Frédéric  Kochman : Cette initiative ne m'étonne pas du tout et répond à un vrai besoin d'écoute des parents d'aujourd'hui, qui sont beaucoup plus inquiets que les parents des deux générations précédentes. Je vois tous les jours en consultation des parents complètement désemparés, qui me posent des questions éducatives de base qui ne seraient jamais arrivées jusqu'au médecin il y a une quinzaine d'années.

Plusieurs facteurs peuvent expliquer cette détresse parentale.

Tout d'abord, entre les émissions de télévision comme "Super Nanny" ou "Pascal, le Grand Frère", qui prônent le retour d'une éducation stricte, voire musclée, et le gouvernement qui interdit de donner des fessées aux enfants, le tout mélangé avec les multiples livres et sites internet qui sortent depuis quelques années sur la question, les parents sont noyés sous une quantité d'informations, toutes contradictoires.

Ensuite, je pense que l'inconscient collectif de la société française pousse les parents à élever des "enfants roi", pour qu'ils deviennent de parfaits consommateurs, incapables de résister à leur pulsion, d'attendre et de supporter la frustration. Encore dernièrement, je discutais avec un vendeur de VTT dernier cri, qui m'expliquait que les parents, pour être surs que leurs enfants aient le plus vite possible le tout nouveau modèle de vélo qui sort, passent des pré-commandes, qui ne cessent d'augmenter. Cette démarche se décline sur tous les produits de consommation à la mode, et ce quelqu’en soit le prix, de l'Iphone 7 au cartable Violetta.

Enfin, les principes éducatifs sont forcément perturbés par la décomposition, la re-composition, voire la re-décomposition des structures familiales. Aujourd'hui, sur une classe de primaire, 80% des élèves sont issus de familles recomposées.

Quels sont les principaux sujets d'inquiétude des parents d'aujourd'hui ?

Les parents que je reçois sont extrêmement préoccupés par le rapport de leurs enfants aux écrans.
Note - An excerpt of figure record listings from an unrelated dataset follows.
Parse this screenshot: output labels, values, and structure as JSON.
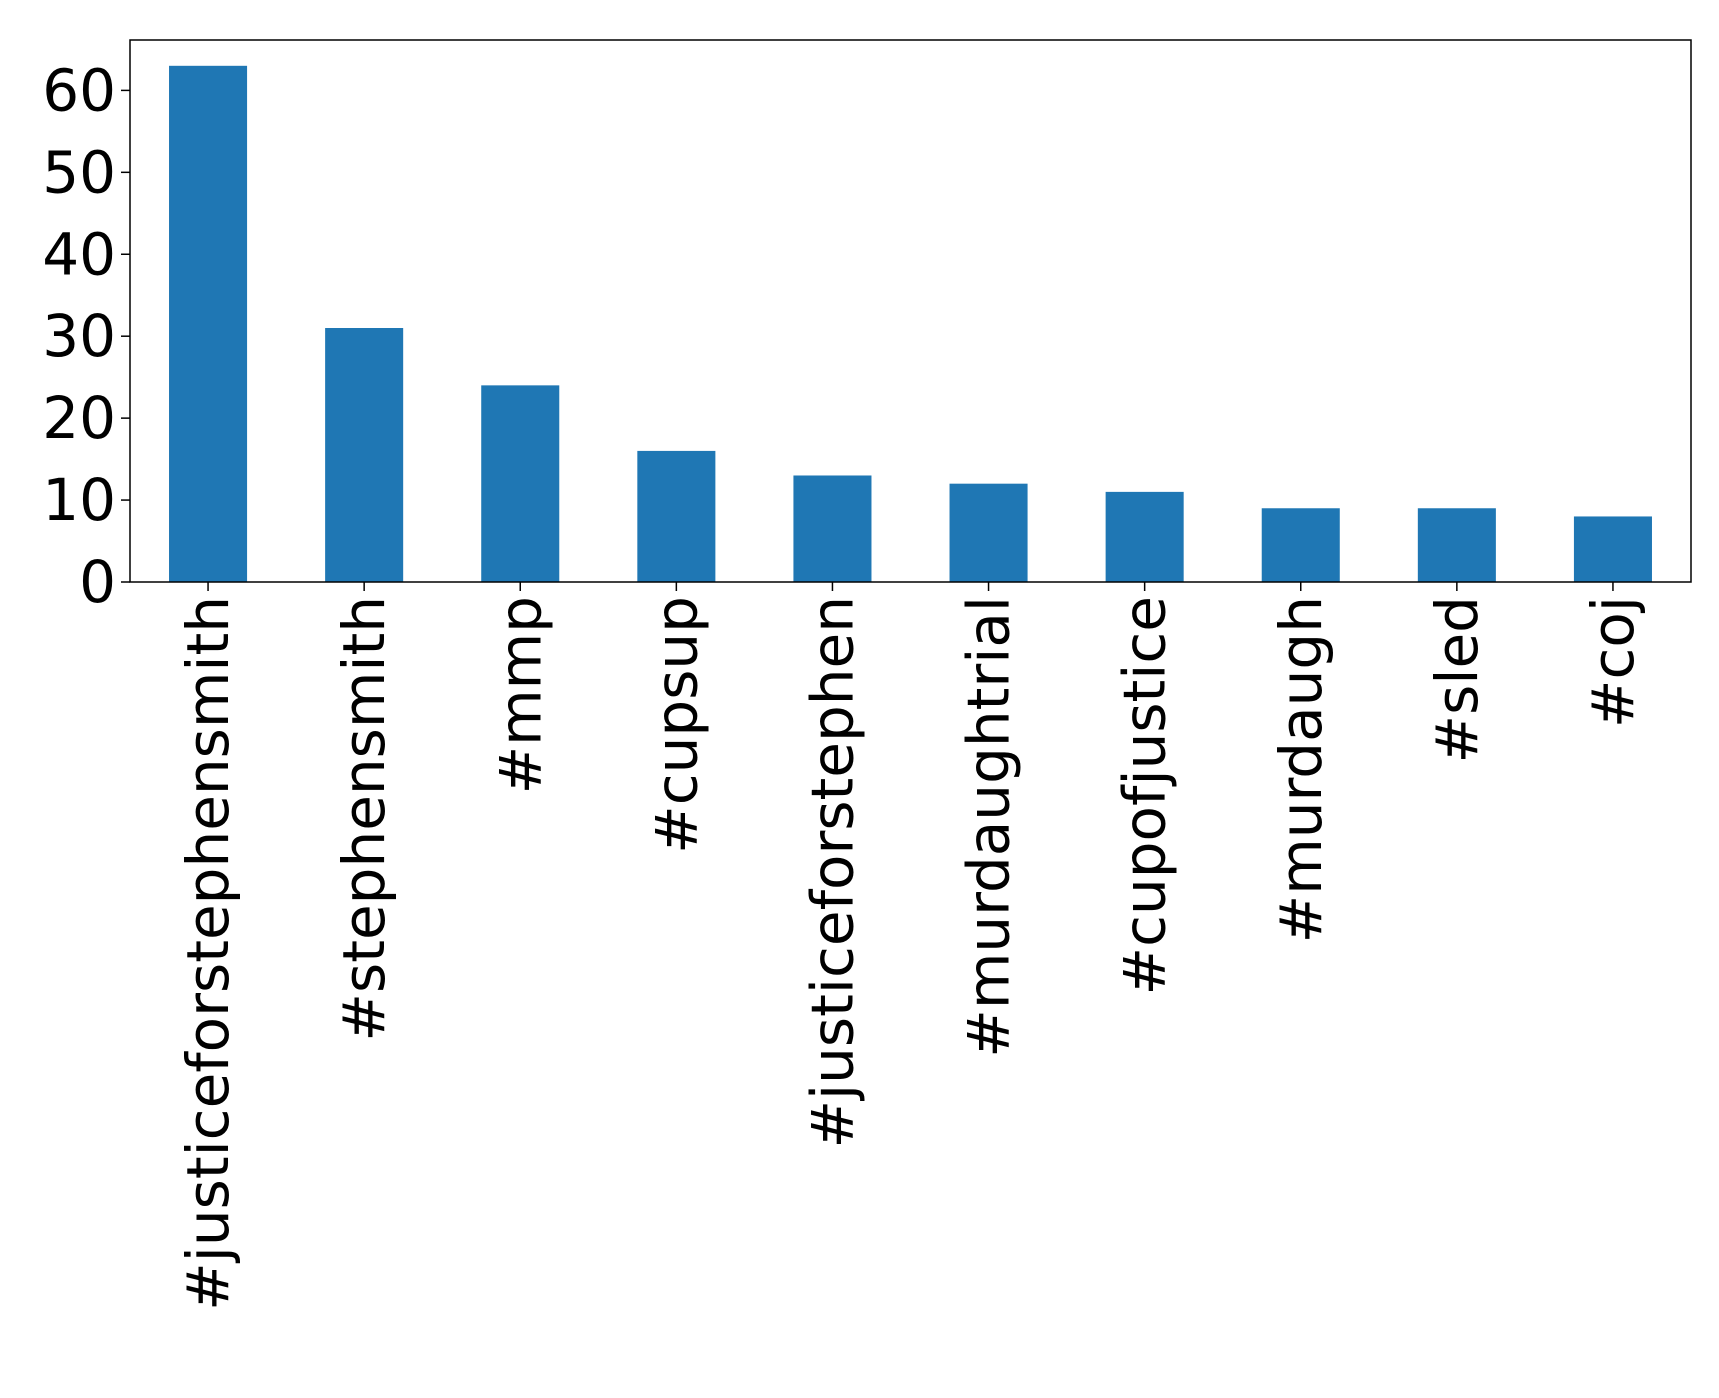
{
  "chart_data": {
    "type": "bar",
    "title": "",
    "xlabel": "",
    "ylabel": "",
    "categories": [
      "#justiceforstephensmith",
      "#stephensmith",
      "#mmp",
      "#cupsup",
      "#justiceforstephen",
      "#murdaughtrial",
      "#cupofjustice",
      "#murdaugh",
      "#sled",
      "#coj"
    ],
    "values": [
      63,
      31,
      24,
      16,
      13,
      12,
      11,
      9,
      9,
      8
    ],
    "ylim": [
      0,
      66.15
    ],
    "yticks": [
      0,
      10,
      20,
      30,
      40,
      50,
      60
    ],
    "ytick_labels": [
      "0",
      "10",
      "20",
      "30",
      "40",
      "50",
      "60"
    ],
    "bar_color": "#1f77b4",
    "grid": false,
    "legend": "none"
  }
}
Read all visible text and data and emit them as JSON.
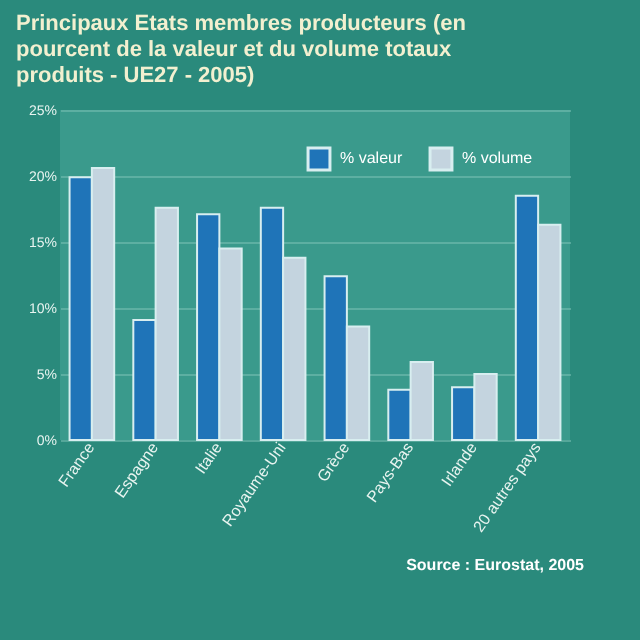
{
  "chart_data": {
    "type": "bar",
    "title": "Principaux Etats membres producteurs (en pourcent de la valeur et du volume totaux produits - UE27 - 2005)",
    "categories": [
      "France",
      "Espagne",
      "Italie",
      "Royaume-Uni",
      "Grèce",
      "Pays-Bas",
      "Irlande",
      "20 autres pays"
    ],
    "series": [
      {
        "name": "% valeur",
        "color": "#1f74b8",
        "values": [
          19.9,
          9.1,
          17.1,
          17.6,
          12.4,
          3.8,
          4.0,
          18.5
        ]
      },
      {
        "name": "% volume",
        "color": "#c4d4df",
        "values": [
          20.6,
          17.6,
          14.5,
          13.8,
          8.6,
          5.9,
          5.0,
          16.3
        ]
      }
    ],
    "ylim": [
      0,
      25
    ],
    "yticks": [
      {
        "value": 0,
        "label": "0%"
      },
      {
        "value": 5,
        "label": "5%"
      },
      {
        "value": 10,
        "label": "10%"
      },
      {
        "value": 15,
        "label": "15%"
      },
      {
        "value": 20,
        "label": "20%"
      },
      {
        "value": 25,
        "label": "25%"
      }
    ],
    "grid": "y",
    "legend": "top right",
    "annotations": [
      "Source : Eurostat, 2005"
    ]
  }
}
Ils constatent que leur progéniture est complètement dépendante des tablettes, des jeux vidéo, de la télévision et des téléphones, faisant de violentes crises de nerfs quand on leur retire, et ne savent pas comment réagir, surtout que le problème apparaît de plus en plus tôt.

Le deuxième grand sujet d'inquiétude des parents est le harcèlement scolaire, qui est de plus en plus violent et qui commence de plus en plus jeune, parfois dès la maternelle.

Quels sont les mécanismes à l'oeuvre dans les principales situations de conflit ou de crise entre parents et enfants ?

Le principal mécanisme qui engendre des générations d'enfants roi est la disparition de la notion de verticalité au sein des familles. Les parents d'aujourd'hui éduquent leurs enfants de manière horizontale, c'est-à-dire qu'ils se mettent au même niveau qu'eux, comme s'il s'agissait de leurs copains ou de leurs colocataires de Secret Story 11. Tout devient alors sujet à négociation. J'ai encore reçu ce matin un enfant qui ne voulait plus manger que des pizzas, matin, midi et soir, et ses parents qui me demandaient, désespérés : "mais qu'est-ce qu'on doit faire docteur ?".

Cette disparition de la notion de verticalité est très préjudiciable pour les parents, qui deviennent de véritables esclaves de leurs enfants, cherchant à éviter les crises à tout prix. C'est également très préjudiciable pour les enfants, car un enfant roi est fondamentalement un enfant très angoissé. Dernièrement, j'ai reçu un enfant de 5 ans qui m'a très bien formulé l'origine de son inquiétude. Il m'a dit : "mais si mes parents me laissent prendre toutes les décisions, qui va m'aider si je rencontre un problème ?".

En outre, on peut remarquer que la disparition de la notion de verticalité dans l'éducation des enfants depuis le début du millénaire se répercute dans toutes les sphères de la société. Cela donne par exemple des jeunes de la fameuse "génération Z" qui, alors qu'ils viennent juste de se faire embaucher, manquent de respect à leur patron en leur parlant n'importe comment ou en refusant de respecter les règles de l'entreprise, et ne comprennent pas pourquoi ils sont virés.

Comment rassurer et aider cette génération de parents angoissés ?

En rétablissant cette notion de verticalité au sein de la structure familiale. C'est-à-dire faire comprendre à l'enfant qu'il doit obéir à "une autorité bienveillante" (à ne pas confondre avec l’autoritarisme) qui vient de personnes plus "hautes" que lui dans la pyramide des âges.

C'est, par exemple, donner des cadres en fixant des heures de coucher, de lever, des partages de repas, punir si nécessaire sans se poser mille questions avant d'agir, expliquer qu'on ne peut pas tout avoir tout de suite, inculquer le respect des grands-parents ou encore parler de son supérieur hiérarchique et du professeur avec respect même quand on est à la maison, bref, apprendre à s'écouter et à revenir à des principes éducatifs instinctifs, qui régissent les familles de toutes origines depuis des millénaires.

Il ne s'agit bien sûr pas de revenir en arrière et aux coups de règles, mais plutôt de revisiter les principes éducatifs d’antan en les adaptant aux enjeux de la société actuelle. On peut comparer cela à de la cuisine. Les grands chefs d'aujourd'hui n'inventent plus de recettes, car toutes les bases de la cuisine française sont déjà posées, ils les revisitent.